In the time I have available I would like briefly to emphasize five points:

- Firstly, the international community has woken up to the severe threats posed by these illicit activities and a global collective effort is underway to combat them, which involves working right across the illegal supply chain and addressing three interrelated pillars: enhanced enforcement, including fighting corruption, engaging with local people on deriving benefits from wildlife, and undertaking targeted demand reduction – as well as generating much needed additional resources. This effort involves States, the UN (including UNDP, UNODC and UNEP), international conventions, international bodies, philanthropists, the non-government sector and citizens.

- Secondly, enhancing enforcement means treating wildlife crime as a serious crime and deploying the same tools, techniques and penalties used to combat other serious crimes. At the international level this requires collaboration between key agencies, which was put into place in November 2010 through the International Consortium on Combating Wildlife Crime (ICCWC) comprised of the CITES Secretariat, INTERPOL, UNODC, the World Bank and the World Customs Organization. ICCWC is today providing front line support to countries to combat these serious wildlife crimes. It also requires CITES to work with the two UN Conventions against Corruption and Transnational Organized Crime, which is exactly what is happening.

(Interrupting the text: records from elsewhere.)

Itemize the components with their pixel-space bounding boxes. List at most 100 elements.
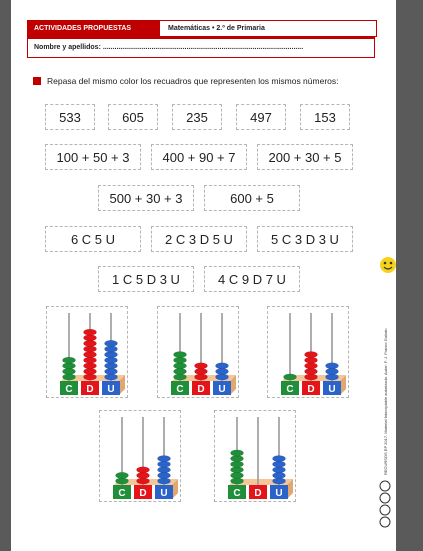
abacus-bead xyxy=(173,351,187,358)
abacus-bead xyxy=(325,368,339,375)
bullet-square-icon xyxy=(33,77,41,85)
name-field[interactable]: Nombre y apellidos: ....................… xyxy=(27,37,375,58)
abacus-label-block xyxy=(323,381,341,395)
number-box[interactable]: 605 xyxy=(108,104,158,130)
abacus-bead xyxy=(173,362,187,370)
abacus-label-block xyxy=(213,381,231,395)
abacus-bead xyxy=(115,472,129,479)
abacus-bead xyxy=(173,368,187,375)
abacus-label-block xyxy=(102,381,120,395)
units-box[interactable]: 1 C 5 D 3 U xyxy=(98,266,194,292)
abacus-label: C xyxy=(65,384,72,395)
abacus-label-block xyxy=(302,381,320,395)
abacus-bead xyxy=(272,472,286,479)
units-box[interactable]: 6 C 5 U xyxy=(45,226,141,252)
abacus-label: C xyxy=(233,488,240,499)
abacus-label: U xyxy=(160,488,167,499)
abacus-bead xyxy=(136,477,150,485)
abacus-bead xyxy=(194,368,208,375)
abacus-label-block xyxy=(228,485,246,499)
abacus-bead xyxy=(230,466,244,474)
sum-box[interactable]: 200 + 30 + 5 xyxy=(257,144,353,170)
abacus-bead xyxy=(62,362,76,370)
sum-box[interactable]: 500 + 30 + 3 xyxy=(98,185,194,211)
abacus-bead xyxy=(104,362,118,370)
abacus-bead xyxy=(215,362,229,370)
abacus-base-side xyxy=(119,375,125,395)
abacus-label-block xyxy=(249,485,267,499)
abacus-base-side xyxy=(172,479,178,499)
abacus-bead xyxy=(62,373,76,381)
abacus-label-block xyxy=(134,485,152,499)
abacus-bead xyxy=(104,351,118,358)
abacus-label-block xyxy=(192,381,210,395)
abacus-bead xyxy=(304,351,318,358)
abacus-bead xyxy=(62,356,76,364)
subject-label: Matemáticas • 2.º de Primaria xyxy=(159,21,376,36)
abacus-label: U xyxy=(328,384,335,395)
abacus-bead xyxy=(230,455,244,462)
abacus-label-block xyxy=(155,485,173,499)
abacus-label-block xyxy=(281,381,299,395)
sum-box[interactable]: 600 + 5 xyxy=(204,185,300,211)
abacus-label-block xyxy=(60,381,78,395)
abacus-bead xyxy=(83,368,97,375)
abacus-bead xyxy=(83,373,97,381)
number-box[interactable]: 533 xyxy=(45,104,95,130)
abacus-bead xyxy=(194,373,208,381)
abacus-label-block xyxy=(81,381,99,395)
number-box[interactable]: 235 xyxy=(172,104,222,130)
abacus-bead xyxy=(215,373,229,381)
abacus-bead xyxy=(157,466,171,474)
abacus-bead xyxy=(230,460,244,468)
abacus-bead xyxy=(304,362,318,370)
number-box[interactable]: 497 xyxy=(236,104,286,130)
instruction-text: Repasa del mismo color los recuadros que… xyxy=(47,76,339,86)
abacus-bead xyxy=(272,466,286,474)
units-box[interactable]: 2 C 3 D 5 U xyxy=(151,226,247,252)
abacus-base-side xyxy=(230,375,236,395)
number-box[interactable]: 153 xyxy=(300,104,350,130)
units-box[interactable]: 5 C 3 D 3 U xyxy=(257,226,353,252)
sum-box[interactable]: 400 + 90 + 7 xyxy=(151,144,247,170)
abacus-bead xyxy=(157,455,171,462)
abacus-bead xyxy=(230,477,244,485)
abacus-bead xyxy=(83,345,97,353)
abacus-label-block xyxy=(113,485,131,499)
abacus-bead xyxy=(83,334,97,342)
abacus-bead xyxy=(62,368,76,375)
abacus-bead xyxy=(194,362,208,370)
abacus-label: D xyxy=(197,384,204,395)
abacus-bead xyxy=(272,455,286,462)
units-box[interactable]: 4 C 9 D 7 U xyxy=(204,266,300,292)
abacus-bead xyxy=(173,356,187,364)
abacus-bead xyxy=(104,373,118,381)
creative-commons-icon xyxy=(379,480,391,528)
worksheet-page xyxy=(11,0,396,551)
abacus-bead xyxy=(136,472,150,479)
instruction: Repasa del mismo color los recuadros que… xyxy=(33,76,339,86)
abacus-bead xyxy=(272,477,286,485)
sum-box[interactable]: 100 + 50 + 3 xyxy=(45,144,141,170)
abacus-bead xyxy=(83,340,97,347)
abacus-base-side xyxy=(287,479,293,499)
header-bar: ACTIVIDADES PROPUESTAS Matemáticas • 2.º… xyxy=(27,20,377,37)
abacus-bead xyxy=(83,362,97,370)
abacus-bead xyxy=(157,460,171,468)
abacus-bead xyxy=(83,351,97,358)
abacus-label: D xyxy=(86,384,93,395)
abacus-label: D xyxy=(307,384,314,395)
copyright-text: RECURSOS EP 2017. Material fotocopiable … xyxy=(383,328,388,475)
abacus-label: U xyxy=(218,384,225,395)
abacus-label: C xyxy=(286,384,293,395)
abacus-bead xyxy=(304,373,318,381)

- Thirdly, CITES in a unique international legally binding agreement, which sets the rules governing international trade in wildlife. A compliance process and the use of compliance measures back these provisions. In the just released UNODC World Wildlife Crime Report CITES was described as an agreement of remarkable power and scope. The Convention regulates international trade in over 35,000 species of animals and plants and offers differing levels of protection depending upon their biological status. For species already threatened with extinction, there is no commercial trade in wild taken species. They are on Appendix I. For species that are not yet necessarily threatened with extinction but could be if their trade is not strictly regulated, commercial trade is allowed subject to the trade meeting the three pre conditions of CITES, namely: legality, sustainability and traceability. They are on Appendix II. The 182 Parties to CITES, which includes the EU and all 28 Member States, will convene in Johannesburg in September for the 17th meeting of the Conference of the Parties, which will deal with the largest agenda in the 43-year history of the Convention and many critical issues for the future direction of the Convention.

- Fourthly, CITES was described in the outcomes of Rio+20 as and agreement that stands at the intersection between trade, the environment and development, and…should contribute to tangible benefits for local people. Local communities and livelihoods opportunities are also emphasized in Goal 15 of the Sustainable Development Goals, which addresses illegal trade. What is not apparent from the back ground documents is that CITES Parties have recognized that legal and sustainable trade can have benefits for wildlife and people, with the recovery of the vicuna in South America being just one example of where local people and wildlife have benefited from well-regulated trade. CITES is also working with ITTO on timber trade and FAO on trade in sharks amongst many others.

- And finally, Germany and the European Union more broadly has been a wonderful supporter of CITES and the fight against illegal wildlife trade as well as in ensuring the sustainability and traceability of legal trade. Germany has contributed financially, technically and politically to our work and I would like to express our deep gratitude to Germany for its extraordinary support, which time prevents me from further elaborating upon. I however would like to add that Germany celebrates the 40th Anniversary of having joined CITES on 20 June this year!

Thank you again for the invitation to join you today and I look forward to the questions and the discussion to follow.